His conflicts with Judah haNasi induced him to leave the Galilee for Caesarea. The academy he set up there came to be a serious rival of Judah haNasi's. Among the most important of its scholars were Hoshayah, "the father of the Mishnah", and Joshua ben Levi, the distinguished aggadist, who to a large extent transmitted Bar Kappara's aggadic teachings. The greatest admirers of Judah haNasi and supporters of Judah's patriarchial house, Hanina bar Hama and Johanan ben Nappaha, could not refrain from acknowledging Bar Kappara's greatness.
It is related of him that once while walking on the mole of Caesarea and seeing a Roman that had escaped from shipwreck in utter destitution, he took him to his house and provided him with clothing and all necessaries, including money. Later this castaway became proconsul of Caesarea, and occasion soon offered itself to show his gratitude to his rescuer, when Jews involved in a political disturbance were arrested, and he released them on Bar Kappara's intervention.
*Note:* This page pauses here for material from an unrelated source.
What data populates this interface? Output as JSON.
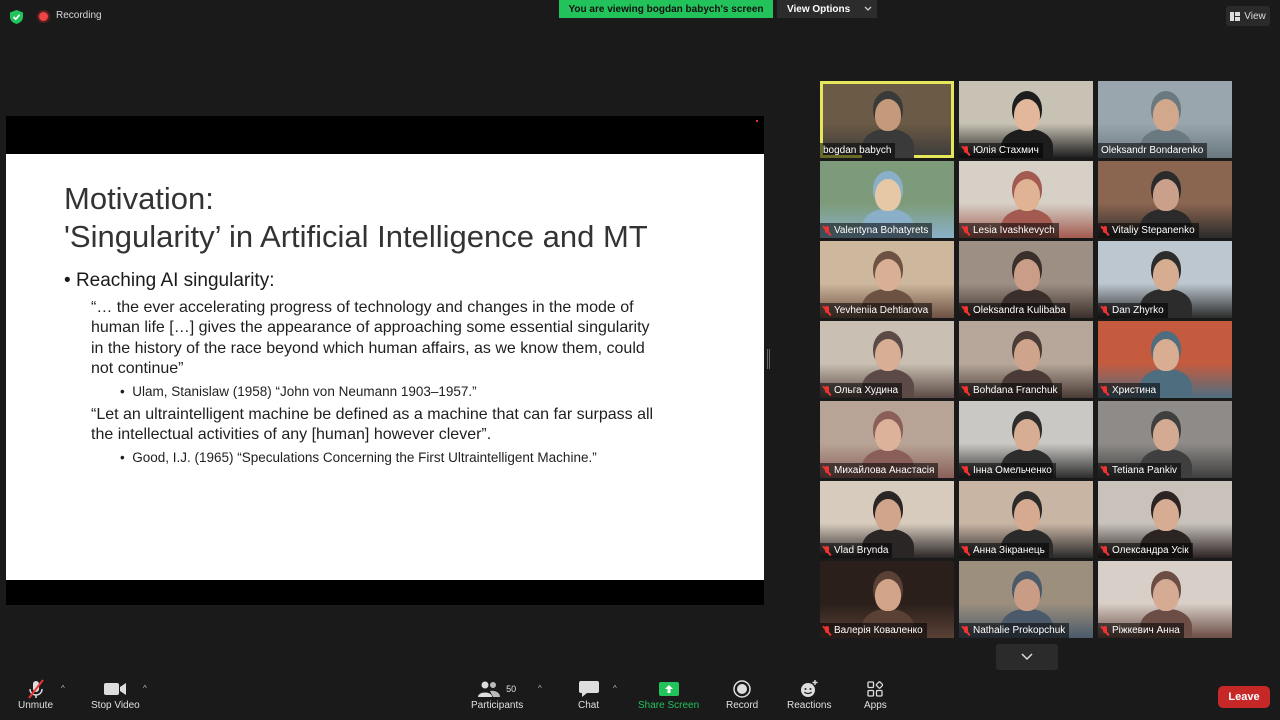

Upon Bar Kappara's death, Rabbi Yohanan went to Parod in order to question people who may have remembered sayings that were passed down in the name of Bar Kappara. Nothing further is known of this place; Bacher suggests it may have been a suburb of Caesarea.

Teachings

Bar Kappara was particularly known to the amoraim as the author of a compilation called the Mishnah of Bar Kappara. This work has not been preserved, and probably at the final redaction of the Talmud it was no longer extant. In fact, it is questionable whether the work ever reached Babylonia, as the one passage in the Bavli referring to it originated with Shimon ben Lakish, a Palestinian. In any case, the numerous passages from his Mishnah that found their way into the Talmud suffice for judgment upon its character. Menachem Meiri quite correctly designates it as a supplement to the Mishnah of Judah haNasi, intended chiefly to explain it, and, on rare occasions, to give differing opinions. It also presented variants to Judah haNasi's Mishnah, and later on became occasionally so interwoven in the text of the latter that doubt arose whether the Mishnah in question belonged to the one or to the other. The Mishnah of Bar Kappara was also used by the redactor of the Tosefta, who derived many decisions from it. Is. Halevy, however, denies the existence of Bar Kappara's Mishnah, without sufficient reason.
Bar Kappara ascribed great value to the study of astronomy: "He who can calculate the solstices and movements of the planets and fails to pay attention to these things, to him may be applied the verse 'They regard not the works of the Lord, nor the operation of his hands". This statement is particularly striking when compared to his opinion about the obligation to study Torah: that a Jew who reads just two portions from the Torah daily—one in the morning and one in the evening—fulfills the commandment to meditate in God's law by day and night. Bar Kappara appreciated not only natural science, but also the Greek love of the beautiful. He explained Genesis 9:27 as follows: "The words of the Torah should be recited in the speech of Japheth in the tents of Shem ".
Bar Kappara's respect for the exact sciences was equaled by his aversion for metaphysical speculation, which in his time flourished among Jews and Christians in the form of gnosis. Referring to Deuteronomy 4:32 Bar Kappara says, "Seek to know only of those days that followed Creation; but seek not to know what went before".
The Jerusalem Talmud contains a prayer he wrote and included in the repetition of the 18th section of Thanksgiving in the Amidah.
The sayings of Bar Kappara regarding the incense offering are recited thrice daily by Sephardi Jews ; twice daily by Hasidic Jews ; and once daily by Ashkenazi Jews.